Benign Variants That Mimic Abnormalities
Not every unusual EEG pattern means something is wrong. At least 10 recognized benign variants can look like pathological findings to an untrained eye. Wicket spikes, which appear over the temporal lobes, can resemble epileptic sharp waves. The 14-and-6 Hz positive spikes pattern occurs in 20 to 60% of the normal population, predominantly in adolescents during drowsiness and light sleep. Six-Hz spike-and-wave discharges show up in young adults during relaxation or drowsiness and can be mistaken for seizure-related activity.
Other benign patterns include benign sporadic sleep spikes (more common in adults), rhythmic temporal theta bursts during drowsiness, and subclinical rhythmic discharges that primarily affect older adults.
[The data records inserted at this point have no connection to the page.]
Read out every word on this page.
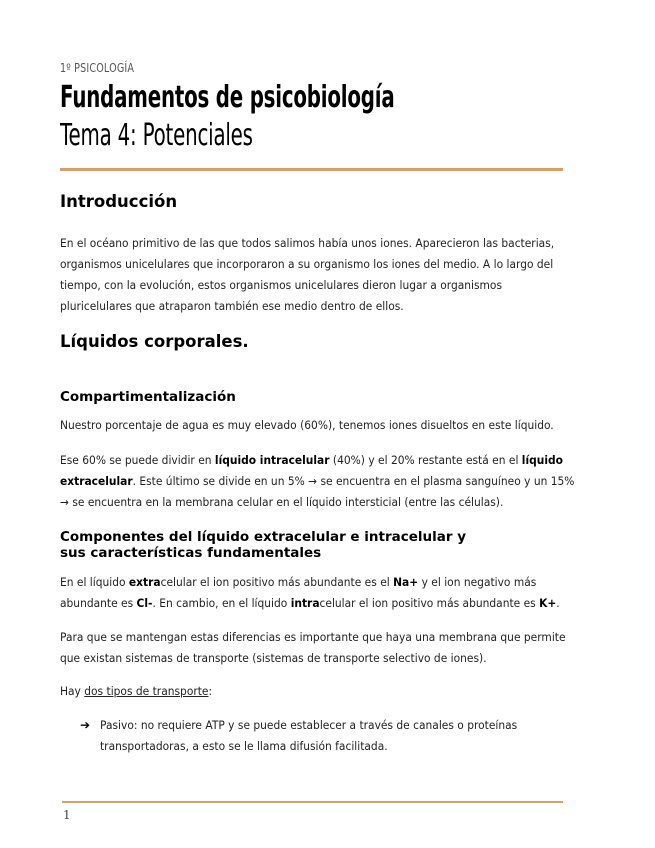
1º PSICOLOGÍA
Fundamentos de psicobiología
Tema 4: Potenciales
Introducción
En el océano primitivo de las que todos salimos había unos iones. Aparecieron las bacterias, organismos unicelulares que incorporaron a su organismo los iones del medio. A lo largo del tiempo, con la evolución, estos organismos unicelulares dieron lugar a organismos pluricelulares que atraparon también ese medio dentro de ellos.
Líquidos corporales.
Compartimentalización
Nuestro porcentaje de agua es muy elevado (60%), tenemos iones disueltos en este líquido.
Ese 60% se puede dividir en líquido intracelular (40%) y el 20% restante está en el líquido extracelular. Este último se divide en un 5% → se encuentra en el plasma sanguíneo y un 15% → se encuentra en la membrana celular en el líquido intersticial (entre las células).
Componentes del líquido extracelular e intracelular y sus características fundamentales
En el líquido extracelular el ion positivo más abundante es el Na+ y el ion negativo más abundante es Cl-. En cambio, en el líquido intracelular el ion positivo más abundante es K+.
Para que se mantengan estas diferencias es importante que haya una membrana que permite que existan sistemas de transporte (sistemas de transporte selectivo de iones).
Hay dos tipos de transporte:
➔ Pasivo: no requiere ATP y se puede establecer a través de canales o proteínas transportadoras, a esto se le llama difusión facilitada.
1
Recognizing these variants is critical because misidentifying them as epileptic activity can lead to unnecessary medication or driving restrictions. An EEG interpreted by a neurologist with training in electroencephalography is far less likely to result in these errors than one read by a generalist.
Infections and Inflammation
Brain infections produce EEG abnormalities that vary with the type and location of the infection. Viral encephalitis, particularly herpes simplex encephalitis, causes focal slowing and sometimes periodic discharges over the affected temporal lobe. Bacterial infections that form an abscess produce focal slowing similar to what a tumor would cause. Septic encephalopathy, where a systemic infection impairs brain function without directly infecting the brain, produces diffuse slowing or triphasic waves.
Autoimmune encephalitis, where the immune system attacks the brain, can produce a range of EEG changes including diffuse slowing, seizure activity, and a unique pattern called extreme delta brush that is particularly associated with anti-NMDA receptor encephalitis. These findings often appear before brain imaging shows anything abnormal, making the EEG an important early diagnostic tool in these conditions.